Tuesday, March 8, 2011

International Women's Day



In a way it's a shame that we have to have an International Women's Day, but we do and this year's theme “Equal access to education, training and science and technology: Pathway to decent work for women” reminds us that while women in the US have had the right to vote since 1920, it's been slower going for women in other countries and cultures.  And that life is not idyllic here for women either.  This is especially true if you happen to be poor or non-white.

I'm participating in a blog blast which the Gorilla Girls on Tour tweeted about today and left a link for the Gender Across Borders blog.  The folks there are asking bloggers to focus on the following:

  • What does it mean to have equal access to education, training and science and technology for women, and how do we get there?
  • Describe a particular organization or moment in history that helped to mobilize a meaningful change in equal access to education, training and science and technology for women.


  • So, let's ponder these statements.  Do we have equal access here in the US for women when it comes to education and training?  Compared to the women of Afghanistan we do!  We don't have bands of religious terrorists trying to blow up schools that teach girls and assassinate their teachers.  Although in looking at the way the GOP wants to de-fund Planned Parenthood (PP), one might think that religious folks who are anti-abortion are trying to take over.  Ironically, PP also provides gynecological health services for poor women and most of their budget goes to providing these services.  Also PP is prohibited from using federal funds for abortion services. 

    But let's go back to Afghanistan for a moment to look at an organization there which truly has mobilized a meaningful change in equal access for women - The Revolutionary Association of Women of Afghanistan.  You can get the details of how they were created and the strife they have been through.  Their main mission is to build schools and clinics for women. 
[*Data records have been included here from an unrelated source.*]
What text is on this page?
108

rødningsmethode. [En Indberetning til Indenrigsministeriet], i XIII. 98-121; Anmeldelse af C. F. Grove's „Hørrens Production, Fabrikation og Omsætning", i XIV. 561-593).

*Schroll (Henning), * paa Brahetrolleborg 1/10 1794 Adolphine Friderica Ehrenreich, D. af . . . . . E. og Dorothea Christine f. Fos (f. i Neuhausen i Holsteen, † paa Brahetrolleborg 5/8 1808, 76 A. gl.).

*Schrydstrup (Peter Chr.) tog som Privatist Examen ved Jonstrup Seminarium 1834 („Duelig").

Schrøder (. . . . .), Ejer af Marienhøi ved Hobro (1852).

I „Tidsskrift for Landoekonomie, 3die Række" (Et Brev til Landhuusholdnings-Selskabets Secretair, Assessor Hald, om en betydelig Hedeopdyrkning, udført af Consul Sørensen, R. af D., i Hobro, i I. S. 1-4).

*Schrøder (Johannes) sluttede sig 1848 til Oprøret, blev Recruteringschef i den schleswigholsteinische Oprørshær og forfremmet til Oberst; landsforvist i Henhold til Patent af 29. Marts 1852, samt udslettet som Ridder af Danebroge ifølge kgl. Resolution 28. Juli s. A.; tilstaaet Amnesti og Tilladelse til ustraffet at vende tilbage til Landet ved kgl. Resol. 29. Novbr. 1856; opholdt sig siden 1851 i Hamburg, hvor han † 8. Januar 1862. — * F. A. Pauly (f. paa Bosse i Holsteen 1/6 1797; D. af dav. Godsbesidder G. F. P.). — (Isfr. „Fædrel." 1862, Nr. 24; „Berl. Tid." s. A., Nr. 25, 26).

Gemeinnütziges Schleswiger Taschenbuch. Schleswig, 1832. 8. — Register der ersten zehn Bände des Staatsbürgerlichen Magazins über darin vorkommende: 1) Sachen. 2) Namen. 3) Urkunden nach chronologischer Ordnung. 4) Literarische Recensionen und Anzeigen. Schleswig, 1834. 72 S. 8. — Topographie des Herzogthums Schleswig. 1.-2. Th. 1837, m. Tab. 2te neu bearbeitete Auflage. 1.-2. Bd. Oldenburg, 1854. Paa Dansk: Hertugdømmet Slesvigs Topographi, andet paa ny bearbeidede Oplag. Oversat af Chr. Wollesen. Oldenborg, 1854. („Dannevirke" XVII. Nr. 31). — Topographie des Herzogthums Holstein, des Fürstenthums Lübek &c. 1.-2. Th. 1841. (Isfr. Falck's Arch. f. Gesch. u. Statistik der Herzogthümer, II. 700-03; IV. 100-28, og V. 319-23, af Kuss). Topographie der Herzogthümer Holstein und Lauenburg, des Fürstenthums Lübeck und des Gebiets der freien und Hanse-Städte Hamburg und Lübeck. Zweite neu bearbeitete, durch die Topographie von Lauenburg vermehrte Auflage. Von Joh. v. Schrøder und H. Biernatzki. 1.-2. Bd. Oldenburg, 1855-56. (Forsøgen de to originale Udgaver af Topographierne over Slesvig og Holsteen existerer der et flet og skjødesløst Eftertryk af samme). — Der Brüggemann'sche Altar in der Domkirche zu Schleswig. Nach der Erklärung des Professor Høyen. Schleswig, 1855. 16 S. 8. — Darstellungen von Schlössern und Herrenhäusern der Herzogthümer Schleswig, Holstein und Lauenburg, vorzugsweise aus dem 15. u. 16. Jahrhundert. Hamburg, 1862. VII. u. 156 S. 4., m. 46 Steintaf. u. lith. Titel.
    I can't tell you how much I wish the US had partnered with this group to help the women of Afghanistan, instead of sending troops to the country to kill whatever terrorists they can find and oops, didn't mean to kill those civilians.  But then again, I've always been a radical.  After all, I'm a married woman with no children and no regrets either!

    If I were a fairy godmother, (me playing the part in a kids video series that was never released) I would wave my wand and sexism would disappear.  Since I'm not, it's up to all of us to help make the world a better place for the women coming up after us.  It's crazy to think that back in 77 I was the first female voice on KTLK radio in Denver.  It  took the National Organization of Women (NOW) filing an injunction against all Denver radio stations because there were no women on the air to get me the opportunity to work in that field.   

    Now you hear female voices on radio and TV without thinking twice.   Now, if we could only do the same for politics - local and national - maybe our world would be a better place.